Cummings grew up in California and lived in Texas before moving to Maine in August 2007. Although Robbins said Cummings told him he made his money in Texas real estate, it appears that the actual source of his wealth was a trust fund established by his father, a prominent landowner in the Northern California city of Fort Bragg. An Internet search of the James B. Cummings Trust indicated that it has an annual income of $10 million.

Comments

  1. Yale L. Simkin (History)

    I’m not sure what he was thinking, but it looks like the major danger from the “dirty bomb” was the fire/blast and some nasty beryllium contamination.

    Now if it was Pu238 or Co60, instead…

  2. Andrew Tubbiolo (History)

    People like this are the excuse always bandied about as for having a police state. Amazingly, they are usually so unstable their schemes unravel early. Please look at what he really had before we fly off the handle like we did when the Brits arrested the halfwits who said they were going to use ‘liquid’ bombs to bring down trans-Atlantic airliners. Or react the way the FBI did when their own agents got some numbskulls in NJ to say they were going ‘attack’ Ft Dix under the guise of pizza delivery.

    Andrew

  3. Tom

    The actual FBI document mentions four small jars containing U-238 and two jars containing Th-232. The uranium jars reportedly carried the label of a US company which sells the materials online.

    This strongly indicates that we are talking gram-amounts of DU and Thorium. (And probably Beryllium, too, because that material is also available, likely from the same online vendor: “1 gram Beryllium ball for 20$”).

    Now, DU and Thorium are not suitable materials for radioactive dirty bombs to begin with, simply because of their comparatively low specific radioactivity. Dispersed in gram-amounts, their effect would be virtually negligible.

    So, even if the collection of documents in the man’s possession indicates an intent to build an radiological weapon, he appears NOT to have had the actual capability to do so.

  4. Magpie (History)

    A dirty bomb doesn’t need to actually kill anyone. If it’s got something “nukular” in it people will panic, the media will panic, and: mission accomplished.

    Look at weaponised Anthrax in 2001 – killed half a dozen people and yet just about every nation on earth still spends great lumps of currency each year dealing with hoax attacks.

  5. Saved by Serendipity? (History)

    Fortunately wacko guys have wacko wives to save the day?And vice versa maybe? I wonder. Is this the morale of the story?

    BUT supposedly a robust policing is in place and supposedly they are tracking, among others, movement in acquisition of radioactive materials.
    But that’s an enormous undertaking, almost not doable.

    Then, they supposedly track extremist elements like the supremacists. That’s still difficult but more doable maybe.

    However the idea is that when these two “lines of monitoring” intersect there is a higher probability that you pick-up the danger in time. In theory…

    In this case, it seems that the random event saved the day.

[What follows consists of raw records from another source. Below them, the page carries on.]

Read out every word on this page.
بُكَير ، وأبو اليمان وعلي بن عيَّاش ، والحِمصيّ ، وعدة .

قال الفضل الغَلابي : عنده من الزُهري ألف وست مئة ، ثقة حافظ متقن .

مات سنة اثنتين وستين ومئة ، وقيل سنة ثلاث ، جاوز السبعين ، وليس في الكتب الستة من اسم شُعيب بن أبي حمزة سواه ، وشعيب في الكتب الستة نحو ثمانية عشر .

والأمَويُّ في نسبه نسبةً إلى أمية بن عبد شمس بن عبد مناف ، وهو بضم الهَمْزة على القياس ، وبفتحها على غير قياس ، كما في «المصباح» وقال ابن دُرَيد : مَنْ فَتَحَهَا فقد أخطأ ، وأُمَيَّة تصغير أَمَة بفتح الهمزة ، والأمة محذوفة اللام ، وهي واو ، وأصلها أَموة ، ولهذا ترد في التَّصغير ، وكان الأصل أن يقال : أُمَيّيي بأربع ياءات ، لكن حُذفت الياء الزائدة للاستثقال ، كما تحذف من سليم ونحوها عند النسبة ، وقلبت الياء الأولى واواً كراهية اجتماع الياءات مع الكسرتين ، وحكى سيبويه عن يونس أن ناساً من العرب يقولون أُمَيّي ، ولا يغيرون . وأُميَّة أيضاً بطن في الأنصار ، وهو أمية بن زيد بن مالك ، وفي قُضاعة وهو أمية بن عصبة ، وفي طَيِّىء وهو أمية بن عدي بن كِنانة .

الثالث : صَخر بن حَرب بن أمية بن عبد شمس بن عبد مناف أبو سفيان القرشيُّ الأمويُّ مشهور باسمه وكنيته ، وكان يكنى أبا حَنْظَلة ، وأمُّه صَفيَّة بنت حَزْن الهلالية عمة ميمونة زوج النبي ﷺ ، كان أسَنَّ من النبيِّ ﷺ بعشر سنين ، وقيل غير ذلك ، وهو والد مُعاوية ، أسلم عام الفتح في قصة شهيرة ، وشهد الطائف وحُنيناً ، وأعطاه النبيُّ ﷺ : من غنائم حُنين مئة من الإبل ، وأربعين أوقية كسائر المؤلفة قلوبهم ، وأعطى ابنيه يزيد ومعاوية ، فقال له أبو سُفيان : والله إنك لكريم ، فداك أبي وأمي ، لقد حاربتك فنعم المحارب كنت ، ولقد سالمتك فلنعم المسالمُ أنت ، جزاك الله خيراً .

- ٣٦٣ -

  6. Major Lemon (History)

    “Cummings grew up in California”. Obviously he never ‘grew up’ enough.

  7. Mark Gubrud

    According to your quote of the report, the guy did not have any highly radioactive material that would be suitable for a dirty bomb. Just another self-styled extremist dreamer. You do have to ask what would have happened if this guy had come by a discarded medical or RTG source such as reportedly litter Russia and sometimes turn up here, too. Probably, nothing. We hope.

  8. Andrew Tubbiolo (History)

    Magpie’s point is valid. Also consider that the most successful lone wolf terrorist was trained, cleared, and paid by the government to combat the weapons he made and used. His motivations included an excuse to deploy the vaccine he was developing. So Mr Cummings’ wife saved the US population from having to endure a more extreme press cycle had he exploaded something. Von Bergendorff’s own stupidity saved someone in Las Vegas for being exposed to his ricin. And the 50+ billion dollar a year US internal security aparat was unable to track down the anthrax terrorist in their own midst for 7 years.